Download LOMN - GeneDx

[DATE]
Patient: [PATIENT_FIRST_NAME] [PATIENT_LAST_NAME]
Insurance Company: [INSURANCE_COMPANY_NAME]
Subscriber Name: [POLICY_HOLDER_NAME]
Policy #: [POLICY_NUMBER]
Dear Claims Specialist,
I am writing this letter on behalf of my patient, [PATIENT_FIRST_NAME]

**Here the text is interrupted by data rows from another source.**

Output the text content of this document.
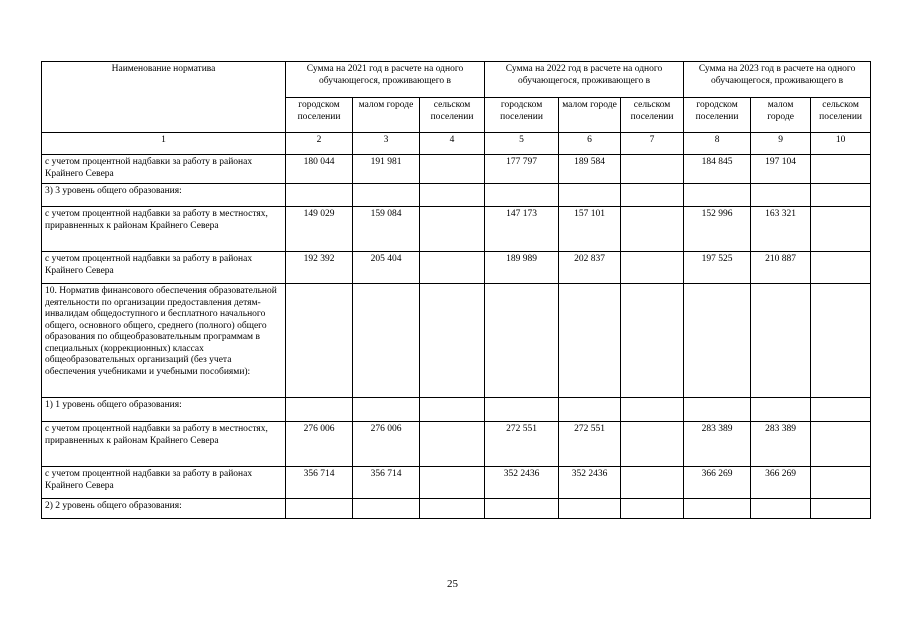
Наименование норматива	Сумма на 2021 год в расчете на одного обучающегося, проживающего в			Сумма на 2022 год в расчете на одного обучающегося, проживающего в			Сумма на 2023 год в расчете на одного обучающегося, проживающего в		
	городском поселении	малом городе	сельском поселении	городском поселении	малом городе	сельском поселении	городском поселении	малом городе	сельском поселении
1	2	3	4	5	6	7	8	9	10
с учетом процентной надбавки за работу в районах Крайнего Севера	180 044	191 981		177 797	189 584		184 845	197 104	
3) 3 уровень общего образования:									
с учетом процентной надбавки за работу в местностях, приравненных к районам Крайнего Севера	149 029	159 084		147 173	157 101		152 996	163 321	
с учетом процентной надбавки за работу в районах Крайнего Севера	192 392	205 404		189 989	202 837		197 525	210 887	
10. Норматив финансового обеспечения образовательной деятельности по организации предоставления детям-инвалидам общедоступного и бесплатного начального общего, основного общего, среднего (полного) общего образования по общеобразовательным программам в специальных (коррекционных) классах общеобразовательных организаций (без учета обеспечения учебниками и учебными пособиями):									
1) 1 уровень общего образования:									
с учетом процентной надбавки за работу в местностях, приравненных к районам Крайнего Севера	276 006	276 006		272 551	272 551		283 389	283 389	
с учетом процентной надбавки за работу в районах Крайнего Севера	356 714	356 714		352 2436	352 2436		366 269	366 269	
2) 2 уровень общего образования:									
25
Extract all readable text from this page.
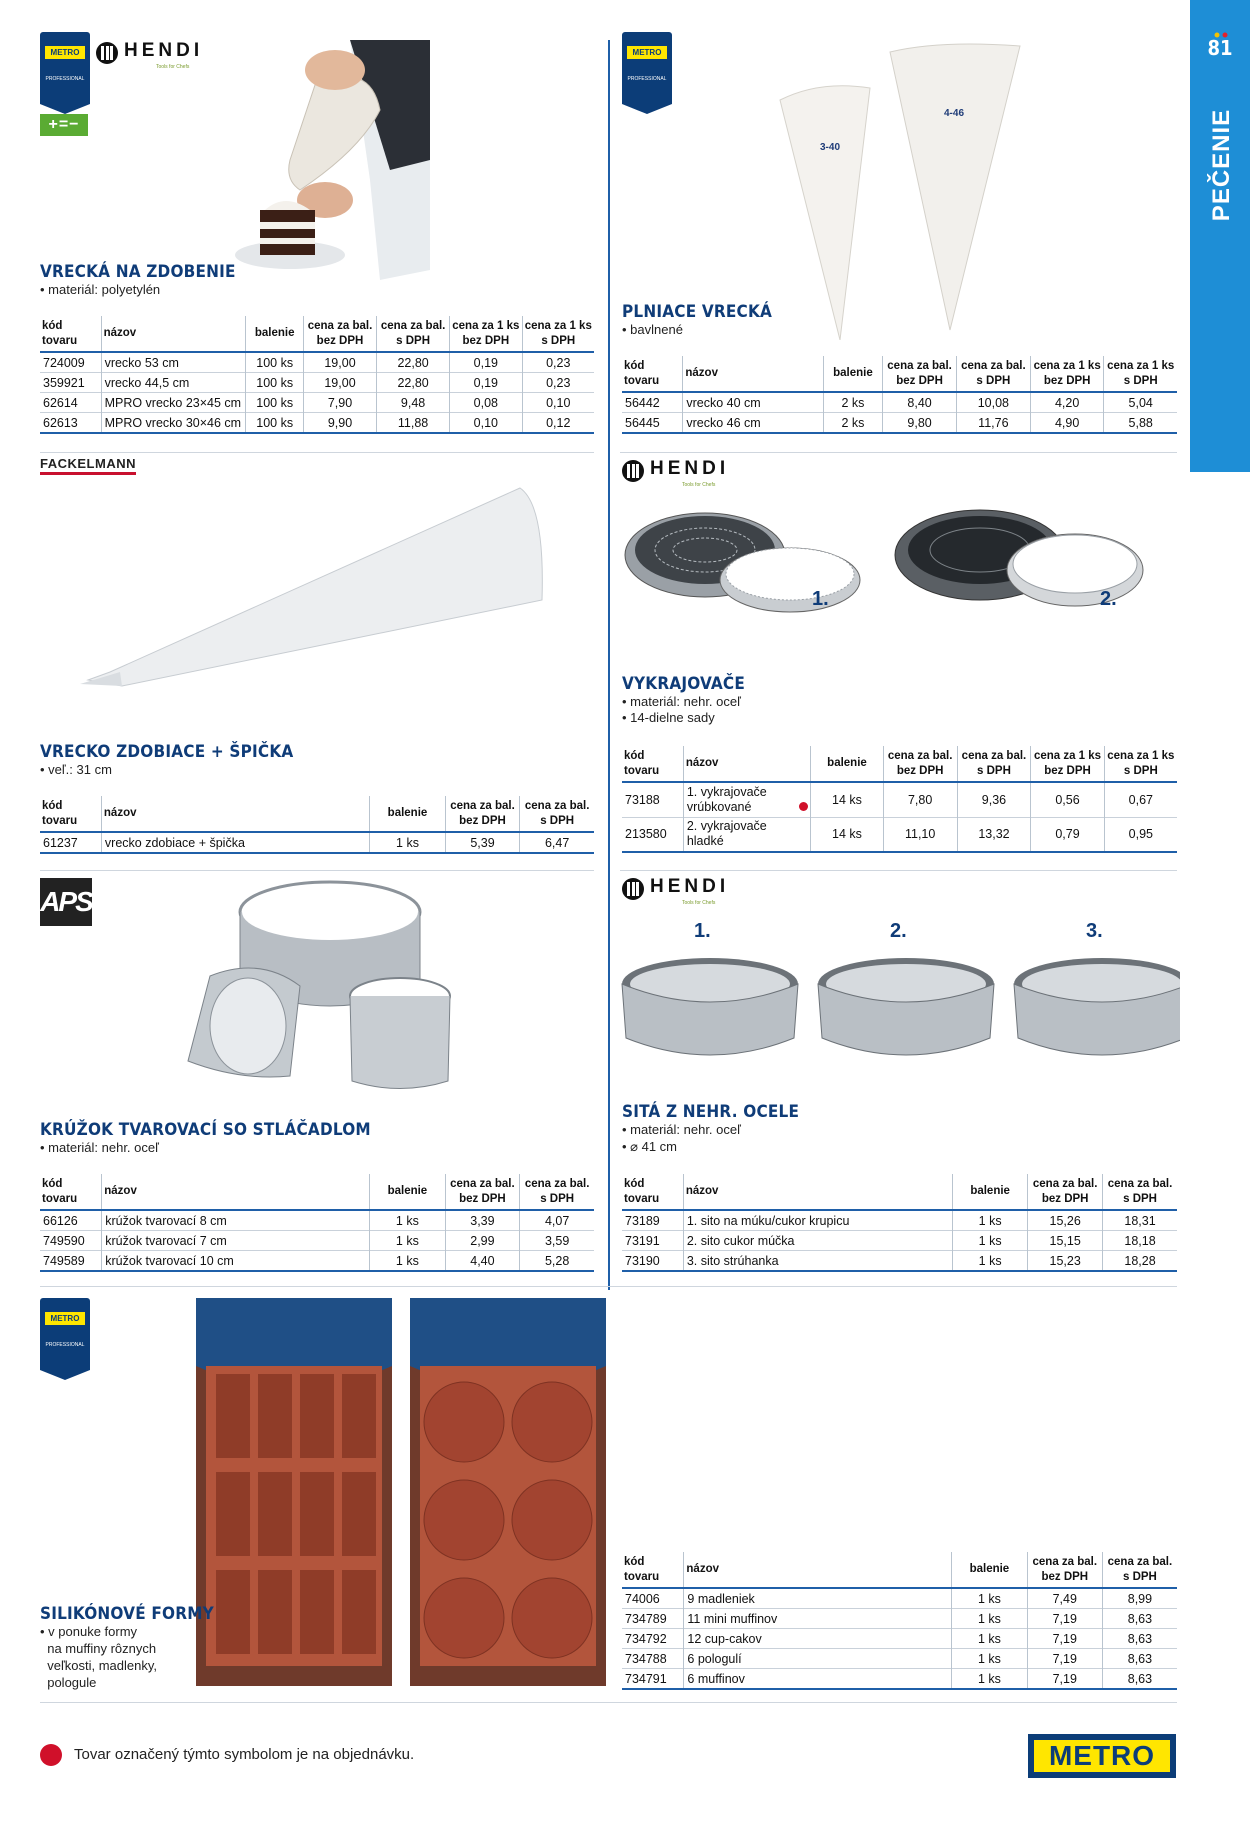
81
PEČENIE
METRO
PROFESSIONAL
+=−
HENDI
Tools for Chefs
VRECKÁ NA ZDOBENIE
• materiál: polyetylén
kód
tovaru	názov	balenie	cena za bal.
bez DPH	cena za bal.
s DPH	cena za 1 ks
bez DPH	cena za 1 ks
s DPH
724009	vrecko 53 cm	100 ks	19,00	22,80	0,19	0,23
359921	vrecko 44,5 cm	100 ks	19,00	22,80	0,19	0,23
62614	MPRO vrecko 23×45 cm	100 ks	7,90	9,48	0,08	0,10
62613	MPRO vrecko 30×46 cm	100 ks	9,90	11,88	0,10	0,12
METRO
PROFESSIONAL
3-40
4-46
PLNIACE VRECKÁ
• bavlnené
kód
tovaru	názov	balenie	cena za bal.
bez DPH	cena za bal.
s DPH	cena za 1 ks
bez DPH	cena za 1 ks
s DPH
56442	vrecko 40 cm	2 ks	8,40	10,08	4,20	5,04
56445	vrecko 46 cm	2 ks	9,80	11,76	4,90	5,88
FACKELMANN
VRECKO ZDOBIACE + ŠPIČKA
• veľ.: 31 cm
kód
tovaru	názov	balenie	cena za bal.
bez DPH	cena za bal.
s DPH
61237	vrecko zdobiace + špička	1 ks	5,39	6,47
HENDI
Tools for Chefs
1.	2.
VYKRAJOVAČE
• materiál: nehr. oceľ
• 14-dielne sady
kód
tovaru	názov	balenie	cena za bal.
bez DPH	cena za bal.
s DPH	cena za 1 ks
bez DPH	cena za 1 ks
s DPH
73188	1. vykrajovače
vrúbkované	14 ks	7,80	9,36	0,56	0,67
213580	2. vykrajovače
hladké	14 ks	11,10	13,32	0,79	0,95
APS
KRÚŽOK TVAROVACÍ SO STLÁČADLOM
• materiál: nehr. oceľ
kód
tovaru	názov	balenie	cena za bal.
bez DPH	cena za bal.
s DPH
66126	krúžok tvarovací 8 cm	1 ks	3,39	4,07
749590	krúžok tvarovací 7 cm	1 ks	2,99	3,59
749589	krúžok tvarovací 10 cm	1 ks	4,40	5,28
HENDI
Tools for Chefs
1.	2.	3.
SITÁ Z NEHR. OCELE
• materiál: nehr. oceľ
• ⌀ 41 cm
kód
tovaru	názov	balenie	cena za bal.
bez DPH	cena za bal.
s DPH
73189	1. sito na múku/cukor krupicu	1 ks	15,26	18,31
73191	2. sito cukor múčka	1 ks	15,15	18,18
73190	3. sito strúhanka	1 ks	15,23	18,28
METRO
PROFESSIONAL
SILIKÓNOVÉ FORMY
• v ponuke formy
na muffiny rôznych
veľkosti, madlenky,
pologule
kód
tovaru	názov	balenie	cena za bal.
bez DPH	cena za bal.
s DPH
74006	9 madleniek	1 ks	7,49	8,99
734789	11 mini muffinov	1 ks	7,19	8,63
734792	12 cup-cakov	1 ks	7,19	8,63
734788	6 pologulí	1 ks	7,19	8,63
734791	6 muffinov	1 ks	7,19	8,63
Tovar označený týmto symbolom je na objednávku.	METRO
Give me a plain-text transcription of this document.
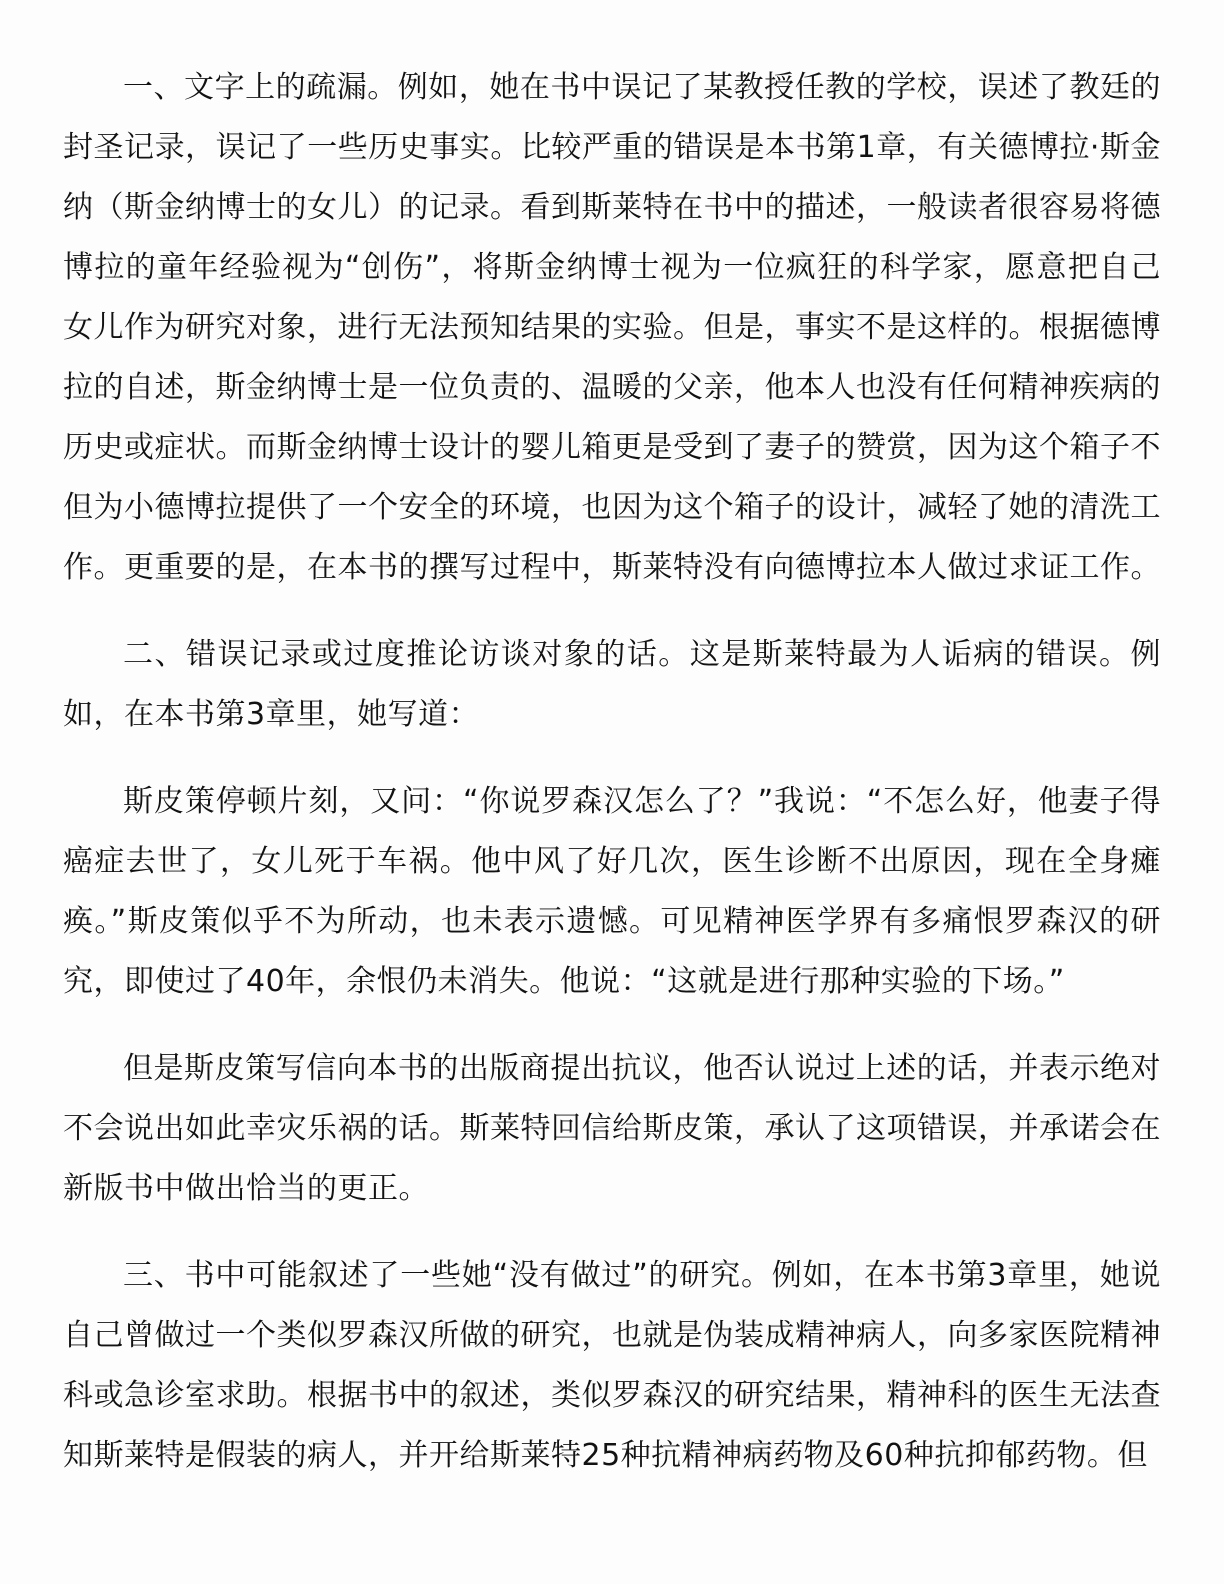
一、文字上的疏漏。例如，她在书中误记了某教授任教的学校，误述了教廷的封圣记录，误记了一些历史事实。比较严重的错误是本书第1章，有关德博拉·斯金纳（斯金纳博士的女儿）的记录。看到斯莱特在书中的描述，一般读者很容易将德博拉的童年经验视为“创伤”，将斯金纳博士视为一位疯狂的科学家，愿意把自己女儿作为研究对象，进行无法预知结果的实验。但是，事实不是这样的。根据德博拉的自述，斯金纳博士是一位负责的、温暖的父亲，他本人也没有任何精神疾病的历史或症状。而斯金纳博士设计的婴儿箱更是受到了妻子的赞赏，因为这个箱子不但为小德博拉提供了一个安全的环境，也因为这个箱子的设计，减轻了她的清洗工作。更重要的是，在本书的撰写过程中，斯莱特没有向德博拉本人做过求证工作。

二、错误记录或过度推论访谈对象的话。这是斯莱特最为人诟病的错误。例如，在本书第3章里，她写道：

斯皮策停顿片刻，又问：“你说罗森汉怎么了？”我说：“不怎么好，他妻子得癌症去世了，女儿死于车祸。他中风了好几次，医生诊断不出原因，现在全身瘫痪。”斯皮策似乎不为所动，也未表示遗憾。可见精神医学界有多痛恨罗森汉的研究，即使过了40年，余恨仍未消失。他说：“这就是进行那种实验的下场。”

但是斯皮策写信向本书的出版商提出抗议，他否认说过上述的话，并表示绝对不会说出如此幸灾乐祸的话。斯莱特回信给斯皮策，承认了这项错误，并承诺会在新版书中做出恰当的更正。

三、书中可能叙述了一些她“没有做过”的研究。例如，在本书第3章里，她说自己曾做过一个类似罗森汉所做的研究，也就是伪装成精神病人，向多家医院精神科或急诊室求助。根据书中的叙述，类似罗森汉的研究结果，精神科的医生无法查知斯莱特是假装的病人，并开给斯莱特25种抗精神病药物及60种抗抑郁药物。但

[PATIENT_LAST_NAME], to request coverage for the OncoGeneDx Rest of Comprehensive
Cancer panel, a genetic test offered through GeneDx, a high complexity CLIA certified laboratory
located in Gaithersburg, Maryland.
Personal and Family History:
[PATIENT_FIRST_NAME] is a [PATIENT_AGE] year-old [PATIENT_GENDER] suspected to
have a hereditary predisposition to cancer. [MR./MS.] [PATIENT_LAST_NAME] was diagnosed
with XX cancer at age XX years. [HIS_HER] family history is remarkable for (discuss family
history). [MR./MS.] [PATIENT_LAST_NAME]’s (personal and/or family) history is suggestive of a
hereditary cancer syndrome. However, the only way to thoroughly assess this patient’s future cancer
risks is to perform genetic testing. The results of this genetic test will have a direct impact on
this patient’s treatment and management.
Test Information and Impact of Results on Medical Management:
As you are aware, multiple genes and cancer syndromes are associated with hereditary predisposition
to cancer. The OncoGeneDx Rest of Comprehensive cancer panel includes analysis of other highly
penetrant genes affecting cancer risk after testing of a smaller subpanel of genes has been
uninformative. Panel testing utilizes next generation sequencing technology, which allows for
analysis of multiple genes simultaneously. This is far more cost effective and timely than stepwise
genetic testing (for example, ordering testing of one or two genes followed by additional genetic
tests, if negative).
An additional benefit of the OncoGeneDx Rest of Comprehensive Cancer panel is the ability to test
for multiple hereditary cancer syndromes at once. Many hereditary cancer pedigrees display
significant phenotypic overlap with those of other hereditary cancer syndromes. For example,
several cases of endometrial cancer and colorectal polyps may be present in a family with Lynch
syndrome (associated with mutations in MLH1, MSH2, MSH6, PMS2 and EPCAM) or with
Cowden syndrome (associated with mutations in PTEN). Multiple cases of ovarian cancer may be
present in a family with Lynch syndrome or hereditary breast/ovarian cancer syndrome due to a
BRCA1 or BRCA2 mutation. A hereditary cancer syndrome diagnosis cannot always be established
based upon the pedigree analysis alone. The OncogeneDx Rest of Comprehensive Cancer panel
tests for genes that are included in the Comprehensive Cancer panel that have not yet been
evaluated for a particular patient. The genes included on the panel are associated with multiple
hereditary cancer syndromes that may present similarly, including Lynch syndrome, Cowden
syndrome, Li-Fraumeni syndrome, hereditary breast/ovarian cancer syndrome, hereditary diffuse
gastric cancer, Peutz-Jeghers syndrome and others. While each of these syndromes is associated with
a significantly increased risk of cancer, each syndrome has gene-specific and site-specific cancer risks
for which National Comprehensive Cancer Network (NCCN) management recommendations
differ1,2. These may include increased cancer surveillance and options for prophylactic surgeries and
chemoprevention. Thus, it is essential that an accurate diagnosis is established for this
patient in order to determine [HIS_HER] appropriate medical management.
Conclusion:
Knowledge of this patient's genetic information is important for me to more accurately assess
[HIS_HER] cancer risks and will guide my recommendations for [HIS_HER] care. I have chosen to
send the patient’s test to GeneDx because this laboratory has highly sensitive, rapid and costeffective genetic testing for hereditary cancer syndromes, which will provide helpful medical
treatment planning information for my patient.
Thank you for your review and consideration. I hope you will support this request for genetic
testing coverage for [PATIENT_FIRST_NAME] [PATIENT_LAST_NAME]. If you have
questions, or if I can be of further assistance, please do not hesitate to call me at
[PHYSICIAN_PHONE_NUMBER].
Sincerely,
[PHYSICIAN_FIRST_NAME] [PHYSICIAN_LAST_NAME], MD
cc: [PATIENT_FIRST_NAME] [PATIENT_LAST_NAME]
1. NCCN Clinical Practice Guidelines in Oncology (NCCN Guidelines®). Genetic/Familial
High-Risk Assessment: Breast and Ovarian. Version 1.2015. www.nccn.org.
2. NCCN Clinical Practice Guidelines in Oncology (NCCN Guidelines®). Genetic/Familial
High-Risk Assessment: Colorectal. Version 2.2014. www.nccn.org.